Women are their bodies, and then mothers are their motherhood. Filmmaker Marie Kâ approaches this subject in her Senegalese film “L’Autre Femme”. In an interview with Olivier Barlet, Kâ expressed her desire to challenge "the Senegalese view that women are no longer interesting once they’ve given birth and gone through physical changes due to aging.” I would argue that this view is a largely global concept, and manifests itself in the desexualization of older women. The mother in “The Body Beautiful” is seen as a person without desires, and her whole sexual identity (even memories of her younger life with her husband) are erased by society (Caroline '16, Denison University).
Zanele Muholi’s photography and film address the underlying human inclination to love another human and they depict the humanity of the subjects. They offer a view of the other as something so recognizable to the viewer. The straight viewer can relate to the feelings of love and intimacy, even if it takes a form different than their own. I was also very impressed with the role of community and, in particular, family as a source of empowerment. Zanele Muholi’s sister spoke of the way that once her mother condoned Zanele’s sexuality, she extended protection to her that her brothers and others in the community could not transgress. In that way, her love for her daughter marked the starting point of a changing norm that created a space for Zanele to be herself and empowered her in her life (Tommy '14, Denison University).
Another connection that I draw between many of the women discussed in class this week is that they use their platform to bridge the gap between the cultures that make up their identity. When looking at filmmaker, Eliachi Kimaro, I was in awe of her ability to seek information about her father’s ethnic group through documentary and embrace the women of her culture and their stories in relation to her own existence. Not only was this a revealing process for her but she was embraced by her aunts and able to connect herself to multiple generations of Tanzanian history (Rian '16, Denison University).

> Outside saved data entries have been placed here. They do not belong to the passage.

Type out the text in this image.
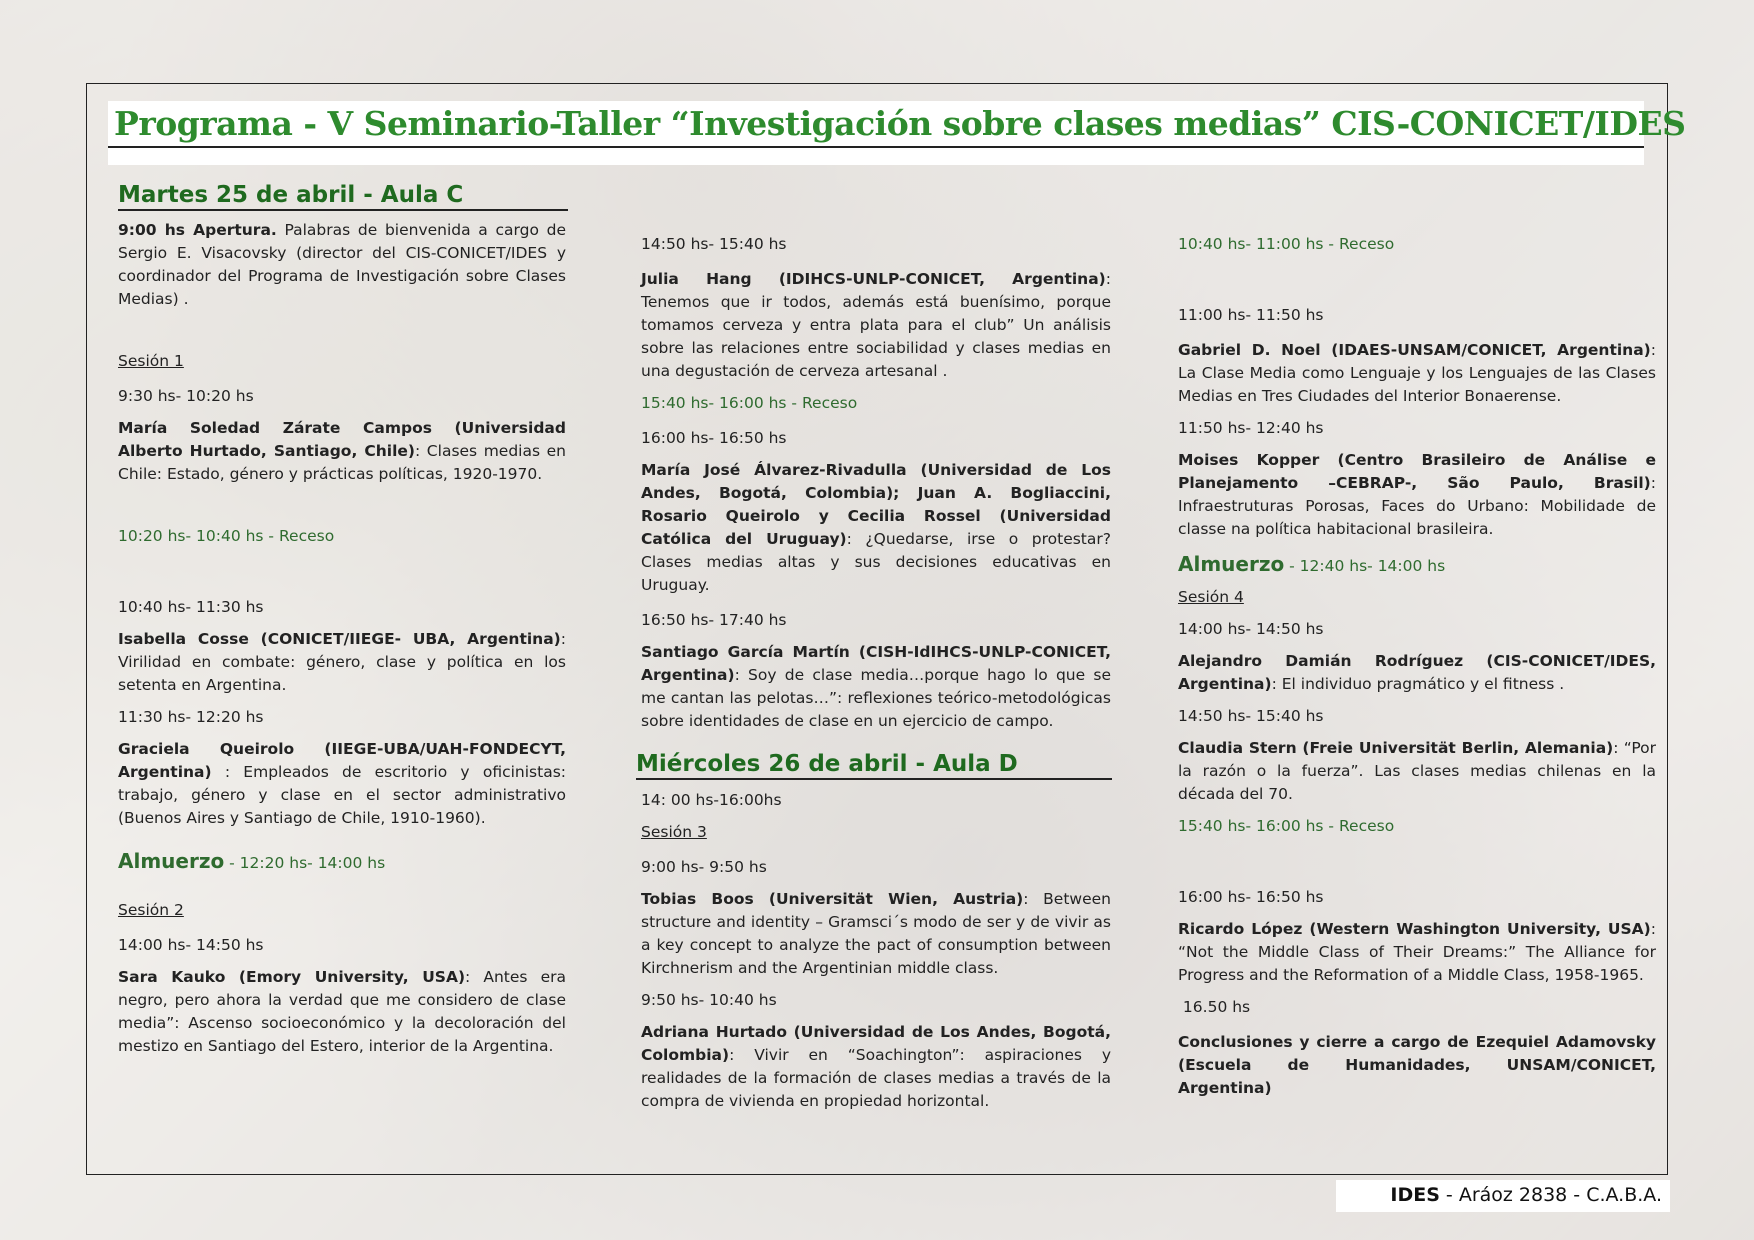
Programa - V Seminario-Taller “Investigación sobre clases medias” CIS-CONICET/IDES
Martes 25 de abril - Aula C

9:00 hs Apertura. Palabras de bienvenida a cargo de Sergio E. Visacovsky (director del CIS-CONICET/IDES y coordinador del Programa de Investigación sobre Clases Medias) .

Sesión 1

9:30 hs- 10:20 hs

María Soledad Zárate Campos (Universidad Alberto Hurtado, Santiago, Chile): Clases medias en Chile: Estado, género y prácticas políticas, 1920-1970.

10:20 hs- 10:40 hs - Receso

10:40 hs- 11:30 hs

Isabella Cosse (CONICET/IIEGE- UBA, Argentina): Virilidad en combate: género, clase y política en los setenta en Argentina.

11:30 hs- 12:20 hs

Graciela Queirolo (IIEGE-UBA/UAH-FONDECYT, Argentina) : Empleados de escritorio y oficinistas: trabajo, género y clase en el sector administrativo (Buenos Aires y Santiago de Chile, 1910-1960).

Almuerzo - 12:20 hs- 14:00 hs

Sesión 2

14:00 hs- 14:50 hs

Sara Kauko (Emory University, USA): Antes era negro, pero ahora la verdad que me considero de clase media”: Ascenso socioeconómico y la decoloración del mestizo en Santiago del Estero, interior de la Argentina.

14:50 hs- 15:40 hs

Julia Hang (IDIHCS-UNLP-CONICET, Argentina): Tenemos que ir todos, además está buenísimo, porque tomamos cerveza y entra plata para el club” Un análisis sobre las relaciones entre sociabilidad y clases medias en una degustación de cerveza artesanal .

15:40 hs- 16:00 hs - Receso

16:00 hs- 16:50 hs

María José Álvarez-Rivadulla (Universidad de Los Andes, Bogotá, Colombia); Juan A. Bogliaccini, Rosario Queirolo y Cecilia Rossel (Universidad Católica del Uruguay): ¿Quedarse, irse o protestar? Clases medias altas y sus decisiones educativas en Uruguay.

16:50 hs- 17:40 hs

Santiago García Martín (CISH-IdIHCS-UNLP-CONICET, Argentina): Soy de clase media…porque hago lo que se me cantan las pelotas…”: reflexiones teórico-metodológicas sobre identidades de clase en un ejercicio de campo.

Miércoles 26 de abril - Aula D

14: 00 hs-16:00hs

Sesión 3

9:00 hs- 9:50 hs

Tobias Boos (Universität Wien, Austria): Between structure and identity – Gramsci´s modo de ser y de vivir as a key concept to analyze the pact of consumption between Kirchnerism and the Argentinian middle class.

9:50 hs- 10:40 hs

Adriana Hurtado (Universidad de Los Andes, Bogotá, Colombia): Vivir en “Soachington”: aspiraciones y realidades de la formación de clases medias a través de la compra de vivienda en propiedad horizontal.

10:40 hs- 11:00 hs - Receso

11:00 hs- 11:50 hs

Gabriel D. Noel (IDAES-UNSAM/CONICET, Argentina): La Clase Media como Lenguaje y los Lenguajes de las Clases Medias en Tres Ciudades del Interior Bonaerense.

11:50 hs- 12:40 hs

Moises Kopper (Centro Brasileiro de Análise e Planejamento –CEBRAP-, São Paulo, Brasil): Infraestruturas Porosas, Faces do Urbano: Mobilidade de classe na política habitacional brasileira.

Almuerzo - 12:40 hs- 14:00 hs

Sesión 4

14:00 hs- 14:50 hs

Alejandro Damián Rodríguez (CIS-CONICET/IDES, Argentina): El individuo pragmático y el fitness .

14:50 hs- 15:40 hs

Claudia Stern (Freie Universität Berlin, Alemania): “Por la razón o la fuerza”. Las clases medias chilenas en la década del 70.

15:40 hs- 16:00 hs - Receso

16:00 hs- 16:50 hs

Ricardo López (Western Washington University, USA): “Not the Middle Class of Their Dreams:” The Alliance for Progress and the Reformation of a Middle Class, 1958-1965.

16.50 hs

Conclusiones y cierre a cargo de Ezequiel Adamovsky (Escuela de Humanidades, UNSAM/CONICET, Argentina)

IDES - Aráoz 2838 - C.A.B.A.
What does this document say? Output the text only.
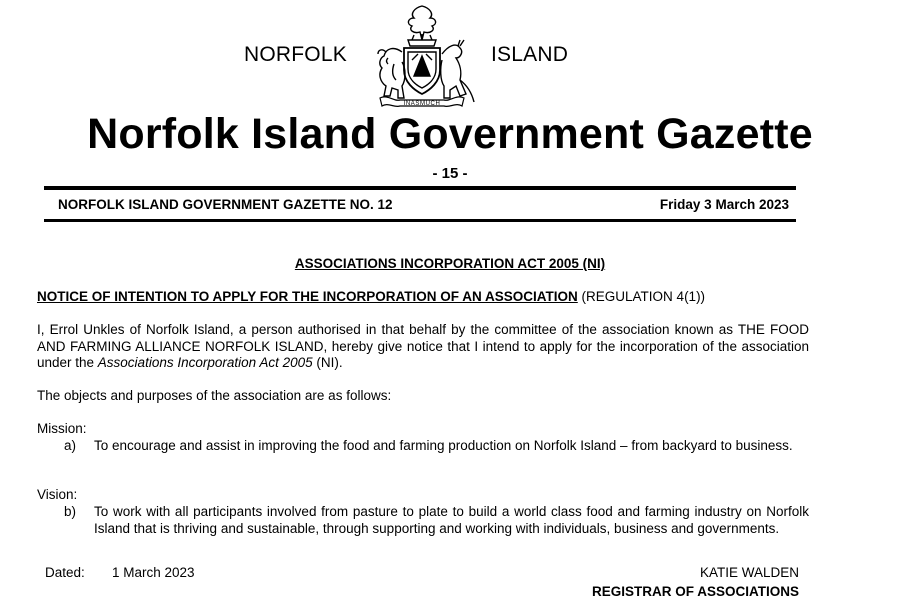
NORFOLK	ISLAND
INASMUCH
Norfolk Island Government Gazette
- 15 -
NORFOLK ISLAND GOVERNMENT GAZETTE NO. 12	Friday 3 March 2023
ASSOCIATIONS INCORPORATION ACT 2005 (NI)
NOTICE OF INTENTION TO APPLY FOR THE INCORPORATION OF AN ASSOCIATION (REGULATION 4(1))
I, Errol Unkles of Norfolk Island, a person authorised in that behalf by the committee of the association known as THE FOOD AND FARMING ALLIANCE NORFOLK ISLAND, hereby give notice that I intend to apply for the incorporation of the association under the Associations Incorporation Act 2005 (NI).
The objects and purposes of the association are as follows:
Mission:
a) To encourage and assist in improving the food and farming production on Norfolk Island – from backyard to business.
Vision:
b) To work with all participants involved from pasture to plate to build a world class food and farming industry on Norfolk Island that is thriving and sustainable, through supporting and working with individuals, business and governments.
Dated: 1 March 2023	KATIE WALDEN
REGISTRAR OF ASSOCIATIONS
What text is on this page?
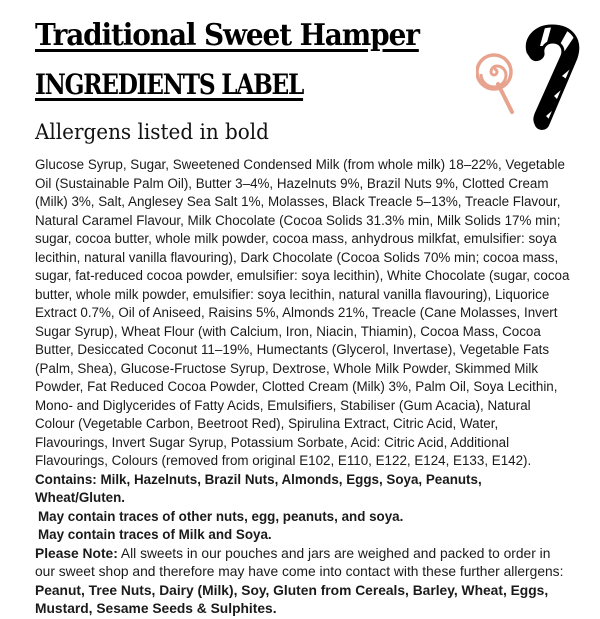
Traditional Sweet Hamper
INGREDIENTS LABEL
Allergens listed in bold

Glucose Syrup, Sugar, Sweetened Condensed Milk (from whole milk) 18–22%, Vegetable Oil (Sustainable Palm Oil), Butter 3–4%, Hazelnuts 9%, Brazil Nuts 9%, Clotted Cream (Milk) 3%, Salt, Anglesey Sea Salt 1%, Molasses, Black Treacle 5–13%, Treacle Flavour, Natural Caramel Flavour, Milk Chocolate (Cocoa Solids 31.3% min, Milk Solids 17% min; sugar, cocoa butter, whole milk powder, cocoa mass, anhydrous milkfat, emulsifier: soya lecithin, natural vanilla flavouring), Dark Chocolate (Cocoa Solids 70% min; cocoa mass, sugar, fat-reduced cocoa powder, emulsifier: soya lecithin), White Chocolate (sugar, cocoa butter, whole milk powder, emulsifier: soya lecithin, natural vanilla flavouring), Liquorice Extract 0.7%, Oil of Aniseed, Raisins 5%, Almonds 21%, Treacle (Cane Molasses, Invert Sugar Syrup), Wheat Flour (with Calcium, Iron, Niacin, Thiamin), Cocoa Mass, Cocoa Butter, Desiccated Coconut 11–19%, Humectants (Glycerol, Invertase), Vegetable Fats (Palm, Shea), Glucose-Fructose Syrup, Dextrose, Whole Milk Powder, Skimmed Milk Powder, Fat Reduced Cocoa Powder, Clotted Cream (Milk) 3%, Palm Oil, Soya Lecithin, Mono- and Diglycerides of Fatty Acids, Emulsifiers, Stabiliser (Gum Acacia), Natural Colour (Vegetable Carbon, Beetroot Red), Spirulina Extract, Citric Acid, Water, Flavourings, Invert Sugar Syrup, Potassium Sorbate, Acid: Citric Acid, Additional Flavourings, Colours (removed from original E102, E110, E122, E124, E133, E142).

Contains: Milk, Hazelnuts, Brazil Nuts, Almonds, Eggs, Soya, Peanuts, Wheat/Gluten.

May contain traces of other nuts, egg, peanuts, and soya.

May contain traces of Milk and Soya.

Please Note: All sweets in our pouches and jars are weighed and packed to order in our sweet shop and therefore may have come into contact with these further allergens: Peanut, Tree Nuts, Dairy (Milk), Soy, Gluten from Cereals, Barley, Wheat, Eggs, Mustard, Sesame Seeds & Sulphites.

Filmmaker Claude Haffner, in her film “Black Here, White There,” also examines the contrasting identities that influenced her early life, in that her identity was bridged between her African mother and her European father. The formation of her identity as a woman therefore constantly hovered between the different interpretations of class, gender and custom between Africa and Europe. Thus when exploring her mother’s experiences as an African woman, she identified her feelings of “never belonging.” Communicating with her African cousins, she felt identified as a sort of “white outsider,” with European and “light skin” privilege. Thus she states that she views her life as an extraordinary journey, exploring and bridging the gaps between Africa and Europe, black identity and white identity, and how such exploration and discovery factors into her identity as a global woman. (Jenna '16, Denison University).